玄関では既にマルコ様が王子殿下をお待ちになっていらっしゃいました。相変わらずの無表情でぼんやりと佇んでいらっしゃいましたが、わたくしと目が合うとなんだか微妙な顔をなさいました。
なんですか、その反応。いつもと違う反応をされるとちょっと怖いです。
「準備は整っております」
ヘルベルトさんの言葉に鷹揚に頷いた王子殿下は、あ、と小さな声を洩らしました。
「どうかなさいましたか」
問いかけたヘルベルトさんに、王子殿下は曖昧に頷かれました。
「ああ、いや……本を一冊持っていこうかと思っていたんだが、書斎に置いてきてしまった。まあいいかな」
「わたくし、とってまいります。どのようなご本でしょうか」
志願したわたくしは、本のタイトルとどのあたりにあるのかを聞き、二階にある書斎に向かいます。しずしずと階段を上り、角を曲がって姿が見えなくなった時点で小走りになりながら(屋敷内を走っているとヘルベルトさんに叱られるので、目の届くところではやってはいけないのです)書斎を目指します。
書斎の中はすっきりと片付いていました。レティツィア様付きのわたくしは普段あまり出入りのない場所なので、なんだか少し新鮮です。
壁際に並べられた本棚を眺めながら、教えられたタイトルの本を探していると、それは案外とすぐに見つかりました。しかし、そこからが問題だったのです。
わたくしの身長よりも高い所にあるそれを、懸命に腕を伸ばして取ろうとします。けれど、爪が引っ掛かるばかりでその本はなかなか出てきやしません。

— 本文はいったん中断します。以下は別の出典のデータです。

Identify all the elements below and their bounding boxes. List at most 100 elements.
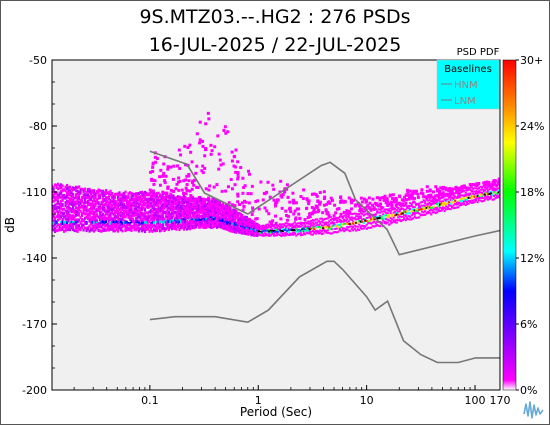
density-cell [233, 230, 236, 234]
density-cell [103, 223, 106, 227]
density-cell [497, 194, 500, 197]
density-cell [344, 216, 347, 219]
density-outlier [177, 188, 181, 192]
density-cell [89, 206, 93, 210]
density-cell [445, 208, 448, 211]
density-cell [176, 212, 180, 216]
density-cell [238, 223, 241, 227]
density-outlier [169, 165, 173, 169]
density-cell [370, 218, 373, 221]
density-cell [205, 225, 208, 229]
density-outlier [259, 180, 263, 184]
density-outlier [288, 200, 292, 204]
density-cell [283, 224, 286, 227]
density-cell [145, 225, 148, 229]
density-cell [103, 209, 106, 213]
density-cell [146, 220, 150, 224]
density-cell [487, 195, 490, 198]
density-outlier [364, 198, 368, 202]
density-cell [92, 213, 96, 217]
density-cell [386, 209, 389, 212]
density-cell [197, 221, 201, 225]
density-outlier [203, 148, 207, 152]
density-cell [388, 223, 391, 226]
density-outlier [274, 200, 278, 204]
density-outlier [371, 203, 375, 207]
density-cell [140, 220, 144, 224]
density-cell [490, 195, 493, 198]
density-cell [347, 229, 350, 232]
density-cell [178, 209, 181, 213]
density-cell [146, 205, 150, 209]
density-cell [479, 191, 482, 194]
density-outlier [161, 190, 165, 194]
density-cell [248, 226, 251, 230]
density-outlier [298, 216, 302, 220]
density-cell [208, 202, 211, 206]
density-cell [97, 209, 100, 213]
density-cell [359, 216, 362, 219]
density-cell [71, 210, 75, 214]
density-cell [79, 216, 82, 220]
density-cell [305, 231, 308, 234]
density-outlier [412, 200, 416, 204]
density-cell [130, 194, 133, 198]
density-cell [92, 220, 96, 224]
density-cell [415, 216, 418, 219]
density-cell [151, 225, 154, 229]
density-cell [397, 216, 400, 219]
density-cell [103, 199, 106, 203]
density-cell [370, 222, 373, 225]
density-cell [124, 224, 127, 228]
density-cell [169, 200, 172, 204]
density-outlier [345, 211, 349, 215]
density-cell [182, 197, 186, 201]
density-cell [307, 232, 310, 235]
density-cell [61, 225, 64, 229]
density-cell [421, 208, 424, 211]
density-cell [82, 228, 85, 232]
density-cell [139, 206, 142, 210]
density-cell [208, 225, 211, 229]
density-cell [187, 204, 190, 208]
density-cell [494, 184, 497, 187]
density-cell [326, 217, 329, 220]
density-cell [140, 193, 144, 197]
density-cell [383, 220, 386, 223]
density-cell [55, 207, 58, 211]
density-cell [427, 199, 430, 202]
density-cell [355, 229, 358, 232]
density-cell [484, 186, 487, 189]
density-cell [100, 192, 103, 196]
density-cell [134, 228, 138, 232]
density-cell [94, 201, 97, 205]
density-cell [313, 219, 316, 222]
density-cell [226, 221, 229, 225]
density-outlier [312, 207, 316, 211]
density-cell [143, 193, 147, 197]
density-cell [122, 203, 126, 207]
density-cell [308, 222, 311, 225]
density-cell [187, 226, 190, 230]
density-cell [203, 220, 207, 224]
density-cell [193, 215, 196, 219]
density-cell [428, 211, 431, 214]
density-cell [175, 207, 178, 211]
density-outlier [381, 196, 385, 200]
density-cell [314, 225, 317, 228]
density-cell [491, 193, 494, 196]
density-cell [164, 204, 168, 208]
density-outlier [420, 188, 424, 192]
density-cell [92, 225, 96, 229]
density-outlier [416, 195, 420, 199]
density-cell [118, 213, 121, 217]
density-cell [412, 206, 415, 209]
density-cell [397, 213, 400, 216]
density-cell [109, 199, 112, 203]
density-cell [340, 220, 343, 223]
density-cell [206, 211, 210, 215]
density-cell [157, 221, 160, 225]
density-cell [464, 200, 467, 203]
density-cell [232, 229, 235, 233]
density-cell [428, 205, 431, 208]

届きそうで届かない嫌がらせとしか思えない絶妙な高さ。こんなときに自分のチビさ加減を呪ってしまいます。
周囲を見回しても、踏み台になりそうなものはありません(さすがに王子殿下がお使いの上等な皮の椅子を踏み台にする勇気はわたくしにもありません)。
ああ、でも急がなければ、出発の時間は近づいているのです。踏み台を運んで来ることも、誰かを呼んで来ることも諦め、とにかくつま先立ちになりながら精一杯腕を伸ばして頑張ってみます。
うんうんと唸りながら必死に手を伸ばしていると、背後からにゅっと腕が伸びて、目的の本をいとも簡単に引き出しました。
こ、この腕は……。
本棚に貼りついておそるおそる首だけで背後を振りかえると、やはり眉根を寄せてなんだか少しだけ不機嫌そうなマルコ様がそこにはいらっしゃいました。
「…………っ」
本棚とマルコ様の間に挟まれて、身動きがとれません。気をつけようと誓ったそばからこんなに接近してしまうとは、一体何たることでしょう。わたくしはマルコ様の腕の中から逃げ出すこともできず、思わず固まってしまいます。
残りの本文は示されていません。